Outro ponto levantado é a necessidade de debater a realização de audiências de custódia por videoconferência para viabilizar a implementação obrigatória. Uma das medidas que deve ser analisada pelo Conselho de Presidentes dos Tribunais de Justiça do Brasil (Consepre) é uma normatização coletiva pelos tribunais. O Consepre avalia se vai se antecipar ao CNJ e propor medidas para a implementação do juiz das garantias.

Pela decisão do Supremo, cabe ao CNJ fixar as diretrizes para alteração de leis e regulamentos dos tribunais para permitir a adoção do juiz das garantias.  Em 2020, logo após a aprovação da figura do juiz das garantias, um estudo do CNJ apontou que a efetivação do juiz das garantias era viável e que, não necessariamente, iria implicar em aumento de despesas. Na época, a opção do CNJ foi traçar modelos organizacionais e deixar que cada tribunal optasse por um sistema mais adequado a sua realidade, podendo ou não ter rodízio ou a regionalização.

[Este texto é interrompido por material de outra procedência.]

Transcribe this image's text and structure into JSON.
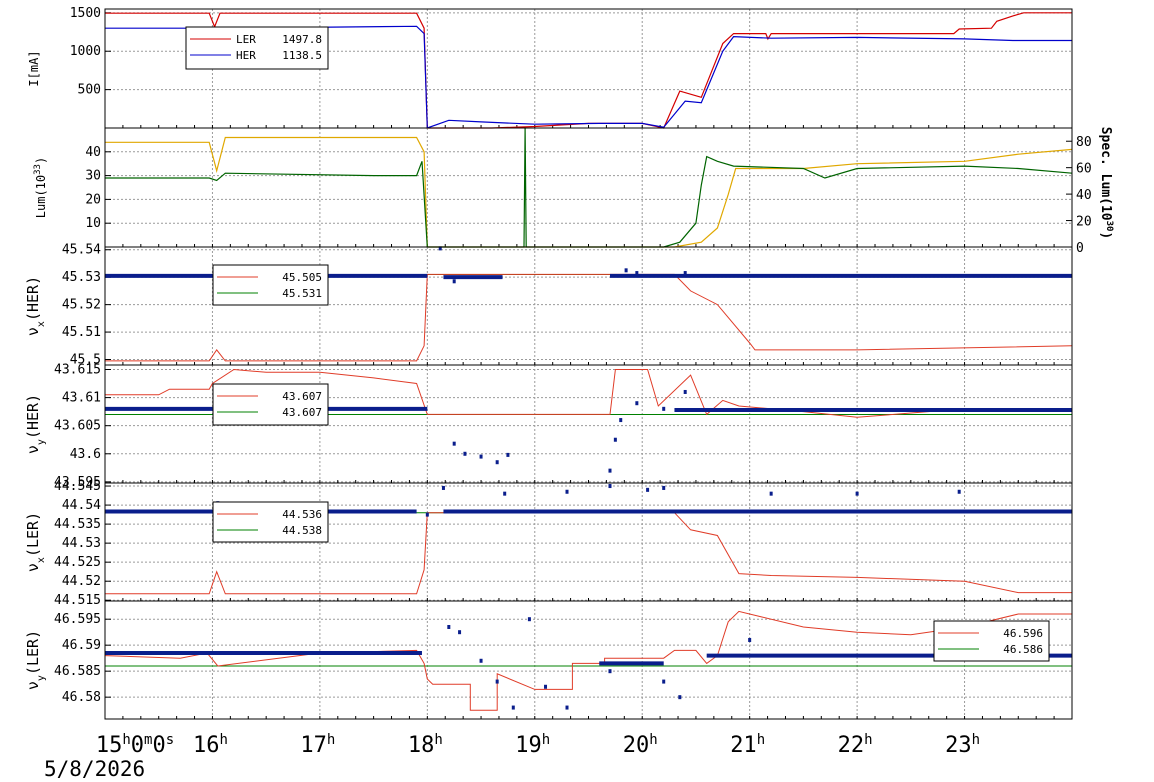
{
  "time_axis": {
    "ticks": [
      {
        "hour": 15,
        "label": "15",
        "extra": "0",
        "extra2": "0",
        "extra3": "s"
      },
      {
        "hour": 16,
        "label": "16"
      },
      {
        "hour": 17,
        "label": "17"
      },
      {
        "hour": 18,
        "label": "18"
      },
      {
        "hour": 19,
        "label": "19"
      },
      {
        "hour": 20,
        "label": "20"
      },
      {
        "hour": 21,
        "label": "21"
      },
      {
        "hour": 22,
        "label": "22"
      },
      {
        "hour": 23,
        "label": "23"
      }
    ],
    "hour_suffix": "h",
    "minute_suffix": "m",
    "date_label": "5/8/2026"
  },
  "chart_data": [
    {
      "type": "line",
      "ylabel": "I[mA]",
      "ylim": [
        0,
        1550
      ],
      "yticks": [
        500,
        1000,
        1500
      ],
      "series": [
        {
          "name": "LER",
          "color": "#d40000",
          "legend_value": "1497.8",
          "points": [
            [
              15.0,
              1495
            ],
            [
              15.97,
              1495
            ],
            [
              16.02,
              1320
            ],
            [
              16.07,
              1495
            ],
            [
              17.9,
              1495
            ],
            [
              17.97,
              1300
            ],
            [
              18.0,
              0
            ],
            [
              18.6,
              0
            ],
            [
              19.0,
              20
            ],
            [
              19.5,
              60
            ],
            [
              20.0,
              60
            ],
            [
              20.2,
              0
            ],
            [
              20.35,
              480
            ],
            [
              20.55,
              400
            ],
            [
              20.75,
              1100
            ],
            [
              20.85,
              1230
            ],
            [
              21.15,
              1230
            ],
            [
              21.17,
              1160
            ],
            [
              21.2,
              1230
            ],
            [
              22.9,
              1230
            ],
            [
              22.95,
              1290
            ],
            [
              23.25,
              1300
            ],
            [
              23.3,
              1390
            ],
            [
              23.45,
              1460
            ],
            [
              23.55,
              1500
            ],
            [
              24.0,
              1500
            ]
          ]
        },
        {
          "name": "HER",
          "color": "#0000cc",
          "legend_value": "1138.5",
          "points": [
            [
              15.0,
              1300
            ],
            [
              16.0,
              1300
            ],
            [
              16.04,
              1030
            ],
            [
              16.1,
              1300
            ],
            [
              17.9,
              1325
            ],
            [
              17.97,
              1230
            ],
            [
              18.0,
              0
            ],
            [
              18.2,
              100
            ],
            [
              18.5,
              80
            ],
            [
              19.0,
              50
            ],
            [
              19.6,
              60
            ],
            [
              20.0,
              60
            ],
            [
              20.2,
              10
            ],
            [
              20.4,
              350
            ],
            [
              20.55,
              330
            ],
            [
              20.75,
              1000
            ],
            [
              20.85,
              1190
            ],
            [
              21.2,
              1170
            ],
            [
              22.0,
              1180
            ],
            [
              23.0,
              1160
            ],
            [
              23.45,
              1140
            ],
            [
              24.0,
              1140
            ]
          ]
        }
      ]
    },
    {
      "type": "line",
      "ylabel": "Lum(10",
      "ylabel_sup": "33",
      "ylabel_end": ")",
      "ylim": [
        0,
        50
      ],
      "yticks": [
        10,
        20,
        30,
        40
      ],
      "y2label": "Spec. Lum(10",
      "y2label_sup": "30",
      "y2label_end": ")",
      "y2lim": [
        0,
        90
      ],
      "y2ticks": [
        0,
        20,
        40,
        60,
        80
      ],
      "series": [
        {
          "name": "",
          "color": "#e0a800",
          "points": [
            [
              15.0,
              44
            ],
            [
              15.97,
              44
            ],
            [
              16.04,
              32
            ],
            [
              16.12,
              46
            ],
            [
              17.9,
              46
            ],
            [
              17.97,
              40
            ],
            [
              18.0,
              0
            ],
            [
              20.0,
              0
            ],
            [
              20.3,
              0
            ],
            [
              20.55,
              2
            ],
            [
              20.7,
              8
            ],
            [
              20.8,
              22
            ],
            [
              20.87,
              33
            ],
            [
              21.5,
              33
            ],
            [
              22.0,
              35
            ],
            [
              23.0,
              36
            ],
            [
              23.5,
              39
            ],
            [
              24.0,
              41
            ]
          ]
        },
        {
          "name": "",
          "color": "#006400",
          "points": [
            [
              15.0,
              29
            ],
            [
              15.97,
              29
            ],
            [
              16.04,
              28
            ],
            [
              16.12,
              31
            ],
            [
              17.5,
              30
            ],
            [
              17.9,
              30
            ],
            [
              17.95,
              36
            ],
            [
              18.0,
              0
            ],
            [
              18.9,
              0
            ],
            [
              18.91,
              50
            ],
            [
              18.92,
              0
            ],
            [
              20.2,
              0
            ],
            [
              20.35,
              2
            ],
            [
              20.5,
              10
            ],
            [
              20.55,
              26
            ],
            [
              20.6,
              38
            ],
            [
              20.7,
              36
            ],
            [
              20.85,
              34
            ],
            [
              21.5,
              33
            ],
            [
              21.7,
              29
            ],
            [
              22.0,
              33
            ],
            [
              23.0,
              34
            ],
            [
              23.5,
              33
            ],
            [
              24.0,
              31
            ]
          ]
        }
      ]
    },
    {
      "type": "scatter",
      "ylabel": "ν",
      "ylabel_sub": "x",
      "ylabel_end": "(HER)",
      "ylim": [
        45.498,
        45.541
      ],
      "yticks": [
        45.5,
        45.51,
        45.52,
        45.53,
        45.54
      ],
      "ytick_labels": [
        "45.5",
        "45.51",
        "45.52",
        "45.53",
        "45.54"
      ],
      "legend": [
        {
          "color": "#e03c28",
          "value": "45.505"
        },
        {
          "color": "#008000",
          "value": "45.531"
        }
      ],
      "set_points": [
        [
          15.0,
          45.4995
        ],
        [
          15.97,
          45.4995
        ],
        [
          16.04,
          45.5035
        ],
        [
          16.12,
          45.4995
        ],
        [
          17.9,
          45.4995
        ],
        [
          17.97,
          45.505
        ],
        [
          18.0,
          45.531
        ],
        [
          20.3,
          45.531
        ],
        [
          20.45,
          45.525
        ],
        [
          20.7,
          45.52
        ],
        [
          21.0,
          45.506
        ],
        [
          21.05,
          45.5035
        ],
        [
          22.0,
          45.5035
        ],
        [
          24.0,
          45.505
        ]
      ],
      "ref_value": 45.531,
      "obs_segments": [
        [
          15.0,
          18.0,
          45.5305
        ],
        [
          18.15,
          18.7,
          45.53
        ],
        [
          19.7,
          24.0,
          45.5305
        ]
      ],
      "obs_extra": [
        [
          18.12,
          45.5405
        ],
        [
          18.25,
          45.5285
        ],
        [
          19.85,
          45.5325
        ],
        [
          19.95,
          45.5315
        ],
        [
          20.4,
          45.5315
        ]
      ]
    },
    {
      "type": "scatter",
      "ylabel": "ν",
      "ylabel_sub": "y",
      "ylabel_end": "(HER)",
      "ylim": [
        43.5948,
        43.6158
      ],
      "yticks": [
        43.595,
        43.6,
        43.605,
        43.61,
        43.615
      ],
      "ytick_labels": [
        "43.595",
        "43.6",
        "43.605",
        "43.61",
        "43.615"
      ],
      "legend": [
        {
          "color": "#e03c28",
          "value": "43.607"
        },
        {
          "color": "#008000",
          "value": "43.607"
        }
      ],
      "set_points": [
        [
          15.0,
          43.6105
        ],
        [
          15.5,
          43.6105
        ],
        [
          15.6,
          43.6115
        ],
        [
          15.97,
          43.6115
        ],
        [
          16.0,
          43.6125
        ],
        [
          16.2,
          43.615
        ],
        [
          16.5,
          43.6145
        ],
        [
          17.0,
          43.6145
        ],
        [
          17.5,
          43.6135
        ],
        [
          17.9,
          43.6125
        ],
        [
          18.0,
          43.607
        ],
        [
          19.7,
          43.607
        ],
        [
          19.75,
          43.615
        ],
        [
          20.05,
          43.615
        ],
        [
          20.15,
          43.6085
        ],
        [
          20.45,
          43.614
        ],
        [
          20.6,
          43.607
        ],
        [
          20.75,
          43.6095
        ],
        [
          20.9,
          43.6085
        ],
        [
          21.5,
          43.6075
        ],
        [
          22.0,
          43.6065
        ],
        [
          23.0,
          43.608
        ],
        [
          24.0,
          43.608
        ]
      ],
      "ref_value": 43.607,
      "obs_segments": [
        [
          15.0,
          16.0,
          43.608
        ],
        [
          16.0,
          18.0,
          43.608
        ],
        [
          20.3,
          24.0,
          43.6078
        ]
      ],
      "obs_extra": [
        [
          18.25,
          43.6018
        ],
        [
          18.35,
          43.6
        ],
        [
          18.5,
          43.5995
        ],
        [
          18.65,
          43.5985
        ],
        [
          18.75,
          43.5998
        ],
        [
          19.7,
          43.597
        ],
        [
          19.75,
          43.6025
        ],
        [
          19.8,
          43.606
        ],
        [
          19.95,
          43.609
        ],
        [
          20.2,
          43.608
        ],
        [
          20.4,
          43.611
        ]
      ]
    },
    {
      "type": "scatter",
      "ylabel": "ν",
      "ylabel_sub": "x",
      "ylabel_end": "(LER)",
      "ylim": [
        44.5148,
        44.5458
      ],
      "yticks": [
        44.515,
        44.52,
        44.525,
        44.53,
        44.535,
        44.54,
        44.545
      ],
      "ytick_labels": [
        "44.515",
        "44.52",
        "44.525",
        "44.53",
        "44.535",
        "44.54",
        "44.545"
      ],
      "legend": [
        {
          "color": "#e03c28",
          "value": "44.536"
        },
        {
          "color": "#008000",
          "value": "44.538"
        }
      ],
      "set_points": [
        [
          15.0,
          44.5167
        ],
        [
          15.97,
          44.5167
        ],
        [
          16.04,
          44.5225
        ],
        [
          16.12,
          44.5167
        ],
        [
          17.9,
          44.5167
        ],
        [
          17.97,
          44.523
        ],
        [
          18.0,
          44.538
        ],
        [
          20.3,
          44.538
        ],
        [
          20.45,
          44.5335
        ],
        [
          20.7,
          44.532
        ],
        [
          20.9,
          44.522
        ],
        [
          21.2,
          44.5215
        ],
        [
          22.0,
          44.521
        ],
        [
          23.0,
          44.52
        ],
        [
          23.5,
          44.517
        ],
        [
          24.0,
          44.517
        ]
      ],
      "ref_value": 44.538,
      "obs_segments": [
        [
          15.0,
          17.9,
          44.5383
        ],
        [
          18.15,
          24.0,
          44.5383
        ]
      ],
      "obs_extra": [
        [
          16.05,
          44.5405
        ],
        [
          18.15,
          44.5445
        ],
        [
          18.72,
          44.543
        ],
        [
          19.3,
          44.5435
        ],
        [
          19.7,
          44.545
        ],
        [
          20.05,
          44.544
        ],
        [
          20.2,
          44.5445
        ],
        [
          21.2,
          44.543
        ],
        [
          22.0,
          44.543
        ],
        [
          22.95,
          44.5435
        ],
        [
          18.0,
          44.5375
        ]
      ]
    },
    {
      "type": "scatter",
      "ylabel": "ν",
      "ylabel_sub": "y",
      "ylabel_end": "(LER)",
      "ylim": [
        46.5758,
        46.5985
      ],
      "yticks": [
        46.58,
        46.585,
        46.59,
        46.595
      ],
      "ytick_labels": [
        "46.58",
        "46.585",
        "46.59",
        "46.595"
      ],
      "legend": [
        {
          "color": "#e03c28",
          "value": "46.596"
        },
        {
          "color": "#008000",
          "value": "46.586"
        }
      ],
      "set_points": [
        [
          15.0,
          46.588
        ],
        [
          15.7,
          46.5875
        ],
        [
          15.95,
          46.5885
        ],
        [
          16.05,
          46.586
        ],
        [
          17.0,
          46.5885
        ],
        [
          17.9,
          46.589
        ],
        [
          17.97,
          46.5865
        ],
        [
          18.0,
          46.5835
        ],
        [
          18.05,
          46.5825
        ],
        [
          18.4,
          46.5825
        ],
        [
          18.4,
          46.5775
        ],
        [
          18.65,
          46.5775
        ],
        [
          18.65,
          46.5845
        ],
        [
          19.0,
          46.5815
        ],
        [
          19.35,
          46.5815
        ],
        [
          19.35,
          46.5865
        ],
        [
          19.65,
          46.5865
        ],
        [
          19.65,
          46.5875
        ],
        [
          20.2,
          46.5875
        ],
        [
          20.3,
          46.589
        ],
        [
          20.5,
          46.589
        ],
        [
          20.6,
          46.5865
        ],
        [
          20.7,
          46.588
        ],
        [
          20.8,
          46.5945
        ],
        [
          20.9,
          46.5965
        ],
        [
          21.1,
          46.5955
        ],
        [
          21.5,
          46.5935
        ],
        [
          22.0,
          46.5925
        ],
        [
          22.5,
          46.592
        ],
        [
          23.0,
          46.5935
        ],
        [
          23.5,
          46.596
        ],
        [
          24.0,
          46.596
        ]
      ],
      "ref_value": 46.586,
      "obs_segments": [
        [
          15.0,
          17.95,
          46.5885
        ],
        [
          19.6,
          20.2,
          46.5865
        ],
        [
          20.6,
          24.0,
          46.588
        ]
      ],
      "obs_extra": [
        [
          18.2,
          46.5935
        ],
        [
          18.3,
          46.5925
        ],
        [
          18.5,
          46.587
        ],
        [
          18.65,
          46.583
        ],
        [
          18.8,
          46.578
        ],
        [
          18.95,
          46.595
        ],
        [
          19.1,
          46.582
        ],
        [
          19.3,
          46.578
        ],
        [
          19.7,
          46.585
        ],
        [
          20.2,
          46.583
        ],
        [
          20.35,
          46.58
        ],
        [
          21.0,
          46.591
        ]
      ]
    }
  ]
}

Agora, sob a presidência do ministro Barroso, há expectativa entre conselheiros de que um novo grupo seja criado para desenhar as diretrizes para a efetivação do novo modelo.

MP já começa a informar sobre investigações internas – Em outra frente, o julgamento do juiz das garantias já produziu efeito prático para o Ministério Público. A Procuradoria-Geral da República determinou que todos os membros do Ministério Público Federal já cumpram a ordem para que todos os procedimentos de investigação criminal sejam comunicados ao juiz independentemente de o juiz das garantias ter sido implementado.

O Supremo fixou o prazo de até 90 dias para o MP, sob pena de nulidade, informar todos os procedimentos de investigação (PICs) e outros procedimentos semelhantes, mesmo que tenham outra denominação, ao respectivo juiz natural, independentemente de o juiz das garantias já ter sido implementado na respectiva jurisdição. Na avaliação do STF, a medida vai permitir maior controle e evita as chamadas ‘investigações de gaveta’.